The Incredibles: Family Matters #3

July 10, 2009

Quick Rating: Great
Title: Family Matters Part Three

Powerless, Mr. Incredible watches his family go into battle without him!

Writer: Mark Waid
Art: Marcio Takara
Colors: Andrew Dalhouse
Letters: Jose Macasocol, Jr.
Editor: Paul Morrissey
Cover Art: Marcio Takara
Publisher: Boom! Kids

A monster attack at the mall sends Helen, Violet, and Dash into action, while a powerless Bob sits and home with the baby. As he watches his family fight on television, Bob stumbles on a clue that just may unlock the problem of his power loss.

The hook here is really fantastic.
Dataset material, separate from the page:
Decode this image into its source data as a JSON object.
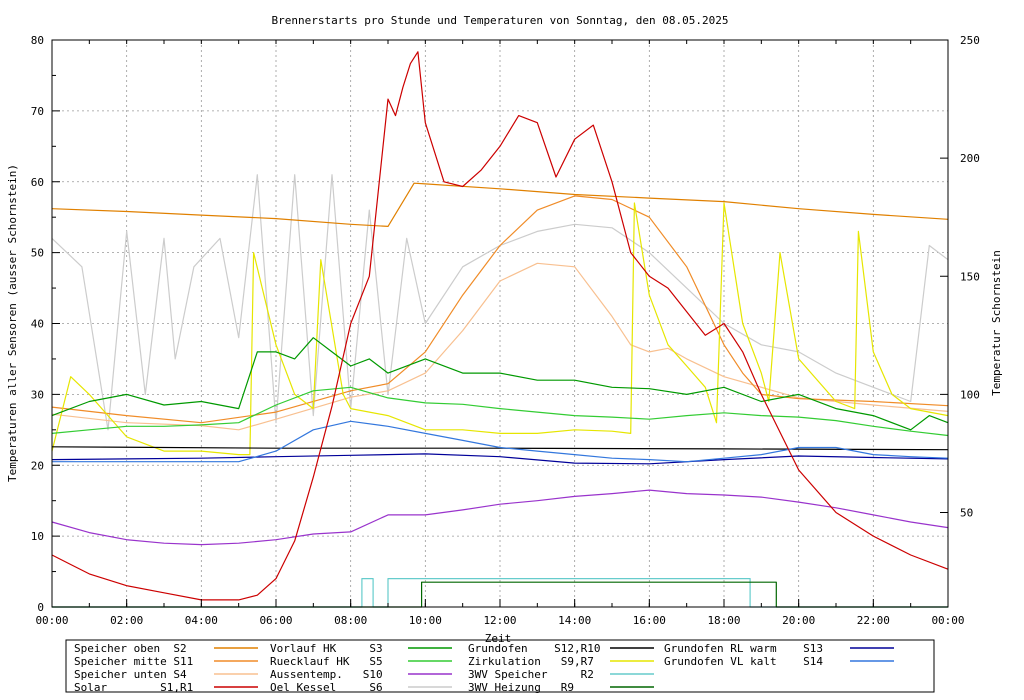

Mark Waid has put together a story that really suits these characters, and the subplot collides with the main story perfectly here. Everything that’s been bubbling up, including the use of the new characters, comes together. It’s hard to say too much without spoiling it, but things work just as they should here.

Getting away from the plot, Waid also has to be commended for the emotional punch we get from this issue. A big part of the story consists of Bob sitting at home, tortured over how he’s lost his powers. Again, though, he throws us the curveball. Most superhero stories would feature the powerless hero worrying about his family, in battle without him. Bob doesn’t go down that route, though. Instead, he watches and roots for them, which isn’t something I can ever remember seeing in a comic before. Sure, he wishes he was there, and he tries to contact the family with advise, but you don’t get the feeling that he doesn’t trust them. He’s got faith in his family. He just wants to be with them. It’s such a great take on the character, and it really makes the series.

Marcio Takara’s art is, also, very good. Waid writes some good, emotional moments, but Takara is the one who has to sell them through the poses, the posture, the faces, the mood. He nails it on every panel. You can look at Mr. Incredible and tell exactly how he feels in any given panel. There aren’t nearly enough artists working right now who have that kind of skill.

One issue left, I’m loving this book.